Page 22 of The Book Swap
“Oh, I love these,” she says, crouching down and opening the doors. “Might get a book for my journey back.”
I stand, watching her. My chest tightens. The library isn’t hers. It’s mine. And Eileen’s. And Margins Girl’s.
“Oooh. Wuthering Heights would be a cheery read!”
I can’t help looking around, in case the deliverer of my books is approaching the library right now. My heart does a tiny one-two boxing motion at the thought, which is mad. She could be fifteen. Or fifty. She could be a man who says “dreamboat.” It’s stupid to even care about seeing her, but I want to. To say thank you, for everything she’s ignited in me.
“Christ, someone’s totally destroyed this copy of Great Expectations. There’s writing all over it.”
I jump down so fast I crack my knee into Helena’s back.
“Ouch!” she cries, reaching her hand behind her to rub where I made contact.

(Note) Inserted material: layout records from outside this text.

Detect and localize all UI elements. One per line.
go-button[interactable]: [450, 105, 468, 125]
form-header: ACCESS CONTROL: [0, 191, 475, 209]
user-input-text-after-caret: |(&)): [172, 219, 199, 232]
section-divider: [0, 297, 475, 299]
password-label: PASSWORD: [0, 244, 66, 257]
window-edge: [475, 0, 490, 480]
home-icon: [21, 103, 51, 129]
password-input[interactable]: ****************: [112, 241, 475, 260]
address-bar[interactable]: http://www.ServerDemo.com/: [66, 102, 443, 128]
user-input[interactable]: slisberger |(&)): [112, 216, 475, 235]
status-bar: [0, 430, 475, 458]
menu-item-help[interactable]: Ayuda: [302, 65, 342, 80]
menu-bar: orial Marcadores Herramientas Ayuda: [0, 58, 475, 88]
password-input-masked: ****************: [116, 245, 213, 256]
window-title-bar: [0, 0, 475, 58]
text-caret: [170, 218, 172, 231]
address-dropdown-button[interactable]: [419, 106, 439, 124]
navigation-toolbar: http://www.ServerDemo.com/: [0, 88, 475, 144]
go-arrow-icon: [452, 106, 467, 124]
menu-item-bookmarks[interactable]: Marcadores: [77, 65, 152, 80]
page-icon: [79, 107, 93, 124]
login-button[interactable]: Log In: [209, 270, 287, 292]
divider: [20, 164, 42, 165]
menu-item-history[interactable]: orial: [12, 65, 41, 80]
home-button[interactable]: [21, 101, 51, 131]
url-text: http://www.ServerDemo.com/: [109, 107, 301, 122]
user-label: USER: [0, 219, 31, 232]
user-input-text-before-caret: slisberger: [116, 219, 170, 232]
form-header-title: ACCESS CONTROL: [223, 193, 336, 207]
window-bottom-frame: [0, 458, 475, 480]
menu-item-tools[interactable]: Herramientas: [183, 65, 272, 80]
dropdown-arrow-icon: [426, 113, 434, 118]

“Sorry,” I say, but I stretch past and pull out the Dickens book, flicking straight to the back. Has she done it? I’d understand if not. Maybe it was just me who got something from the notes. But I can already see replies from Margins Girl, on the last page. I scan it until I reach the bottom, warmth spreading through my body as I see the final note, written in much neater handwriting than that which is scrawled across the pages of the book. Meet me in Wuthering Heights? I can’t believe it. She’s replied. Reaching back into the library, I find the book, where Helena just returned it.
She looks across at me now, frowning.
“Might learn something,” I say, shrugging. “Sorry. Is your back okay?”
The rest of the walk to Brixton is spent as though there’s a ticking time bomb in my hand. All I want is to safely deposit Helena at the tube and run home, for a date with Margins Girl, and Brontë.
“You’ve perked up, suddenly,” Helena says, as I laugh at some comment she’s made, my mind on the handwriting I saw in response to mine.
“Mind if we pop into Pret so I can get a sandwich for the train?”
“I think there’s one at the station too?”
She’s already walked in, reaching for my hand to pull me in behind her. I throw my head back, sighing. I’ve never known time to stretch as much as it does now.
“Club sandwich?” I suggest, picking it up. She leans forward to read the ingredients, then shrugs, putting it back.
“Their wraps are good,” I add.
“Might get a salad,” she says, scanning the bottom row of the fridge. I open up Great Expectations on a random page, scanning it for a response in different writing.
You’re SO right, it says, and I smile, trying to see what they’re agreeing with.
“Can you order me an oat latte?”
It’s two in the afternoon by the time I get home and sit down on the sofa, my heart racing.
I read all the replies, savoring them.
It’s like you know what I’m going through, the writing says, beneath the passage about partings being welded together. That was the bit which made me choose this book. It resonated with Margins Girl too. Not only that, but she has revealed something personal about herself. There are more:
You’ve successfully made me feel bad about the silent treatment I’m currently giving my mum...
And by a line about success and failure, she’s written, At least she has some success thrown in! Which makes me laugh and feel sad, all at once. Who is this person who feels made up entirely of failures and partings?
There’s one bit underlined that I hadn’t commented on. The part where Miss Havisham explains what real love is. “It is blind devotion, unquestioning self-humiliation, utter submission, trust and belief against yourself and against the whole world, giving up your whole heart and soul to the smiter.”
And that’s why we don’t do it! she’s written.
Greedily, I pick up Wuthering Heights. All I want to do is flick through it, and read the book through her comments, rather than Brontë’s words, but I know that isn’t the unspoken agreement we’ve made. I skip through the editor’s preface, and start on Chapter One, throwing myself into 1801.
By Chapter Three I’ve got my notebook from my desk, jotting down observations about the writing that might help my own novel. The structure. Any comments from the margins that I want to remember. I shake my head at the skill of the writing. The thought that’s gone into how to tell the story. I reply in the margins, marveling not only at the writing, but how astute Margins Girl has been about the book. A few of the comments are in a different colored pen, perhaps added at a different time.
Imagine loving someone so much that you’d die without them? To be fair, I’d have made a similar speech about my guinea pig, Hazel, once upon a time. When she died, Mum helped me bury her in the garden and I insisted on lying beside her in a sleeping bag, so she didn’t get lonely. Think I lasted ten minutes, but the sentiment was there.